It occurs to me (and thus, perforce, to those to whom I preach today) that the Bishop who alerted us to the danger of broadcasting a cosy ‘Happy Christmas’ sentiment from within our own cocoons of well being, heedless of how vacuous such unproductive greeting must seem to the distressed, might be helped by the Sermon on the Mount.
The English name ‘The Beatitudes’ picks up the repeated declaration of those who are ‘blessed’. But the word makarios, most often translated ‘blessed’ in these texts, is most often translated ‘happy’ in other texts (‘happy the one who does not lose faith’, ‘happy are you, Simon, because this was not revealed to you by flesh and blood’, ‘happy the servant whose master finds him at work’). The English sense of knowing oneself to be profoundly fortunate could embrace both being joyful about it (happy) and being aware of it as grace (blessed), and there may be no way to unsplice the two in this particular piece of Greek.
So, perhaps the greeting ‘Happy Christmas’ actually turns out to be particularly apposite for the drained, bereaved, hungry and persecuted: ‘it is this incarnation which pledges God’s makarios to you, however irrelevant and vapid the tinsel laden greeting may seem to you at this moment’.

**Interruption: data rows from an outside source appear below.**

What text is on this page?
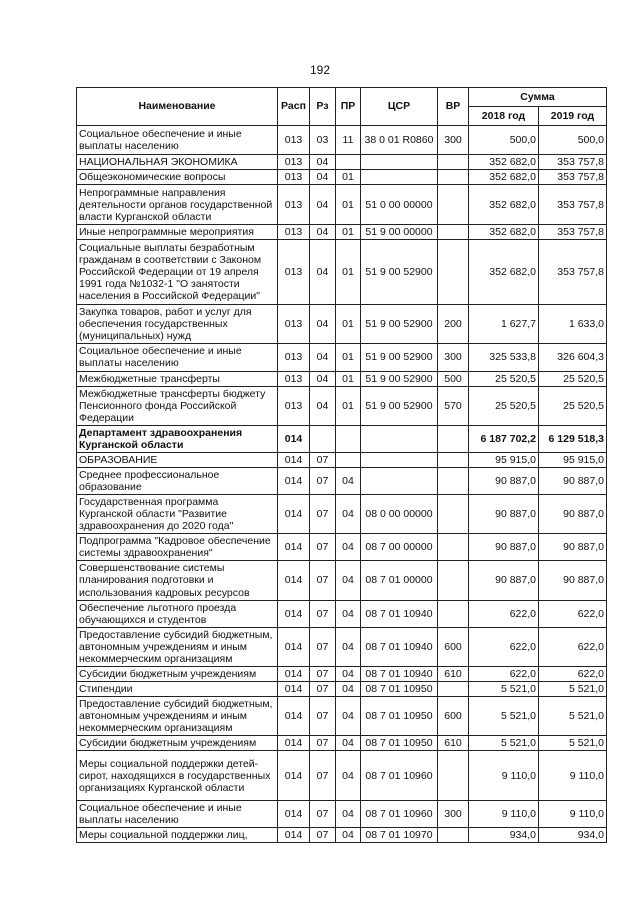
192
Наименование	Расп	Рз	ПР	ЦСР	ВР	Сумма	
						2018 год	2019 год
Социальное обеспечение и иные выплаты населению	013	03	11	38 0 01 R0860	300	500,0	500,0
НАЦИОНАЛЬНАЯ ЭКОНОМИКА	013	04				352 682,0	353 757,8
Общеэкономические вопросы	013	04	01			352 682,0	353 757,8
Непрограммные направления деятельности органов государственной власти Курганской области	013	04	01	51 0 00 00000		352 682,0	353 757,8
Иные непрограммные мероприятия	013	04	01	51 9 00 00000		352 682,0	353 757,8
Социальные выплаты безработным гражданам в соответствии с Законом Российской Федерации от 19 апреля 1991 года №1032-1 "О занятости населения в Российской Федерации"	013	04	01	51 9 00 52900		352 682,0	353 757,8
Закупка товаров, работ и услуг для обеспечения государственных (муниципальных) нужд	013	04	01	51 9 00 52900	200	1 627,7	1 633,0
Социальное обеспечение и иные выплаты населению	013	04	01	51 9 00 52900	300	325 533,8	326 604,3
Межбюджетные трансферты	013	04	01	51 9 00 52900	500	25 520,5	25 520,5
Межбюджетные трансферты бюджету Пенсионного фонда Российской Федерации	013	04	01	51 9 00 52900	570	25 520,5	25 520,5
Департамент здравоохранения Курганской области	014					6 187 702,2	6 129 518,3
ОБРАЗОВАНИЕ	014	07				95 915,0	95 915,0
Среднее профессиональное образование	014	07	04			90 887,0	90 887,0
Государственная программа Курганской области "Развитие здравоохранения до 2020 года"	014	07	04	08 0 00 00000		90 887,0	90 887,0
Подпрограмма "Кадровое обеспечение системы здравоохранения"	014	07	04	08 7 00 00000		90 887,0	90 887,0
Совершенствование системы планирования подготовки и использования кадровых ресурсов	014	07	04	08 7 01 00000		90 887,0	90 887,0
Обеспечение льготного проезда обучающихся и студентов	014	07	04	08 7 01 10940		622,0	622,0
Предоставление субсидий бюджетным, автономным учреждениям и иным некоммерческим организациям	014	07	04	08 7 01 10940	600	622,0	622,0
Субсидии бюджетным учреждениям	014	07	04	08 7 01 10940	610	622,0	622,0
Стипендии	014	07	04	08 7 01 10950		5 521,0	5 521,0
Предоставление субсидий бюджетным, автономным учреждениям и иным некоммерческим организациям	014	07	04	08 7 01 10950	600	5 521,0	5 521,0
Субсидии бюджетным учреждениям	014	07	04	08 7 01 10950	610	5 521,0	5 521,0
Меры социальной поддержки детей-сирот, находящихся в государственных организациях Курганской области	014	07	04	08 7 01 10960		9 110,0	9 110,0
Социальное обеспечение и иные выплаты населению	014	07	04	08 7 01 10960	300	9 110,0	9 110,0
Меры социальной поддержки лиц,	014	07	04	08 7 01 10970		934,0	934,0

Of course what this (and my Christmas sermon) does not go on to ponder (especially in the year when St Luke’s Gospel is the principal source for our readings with everything from the Magnificat to the woes which follows his version of the Beatitudes) is whether it can then be appropriate for anyone to say ‘Happy Christmas’ to those like me who are wealthy enough, comfortable, well fed, laughing and even respected today.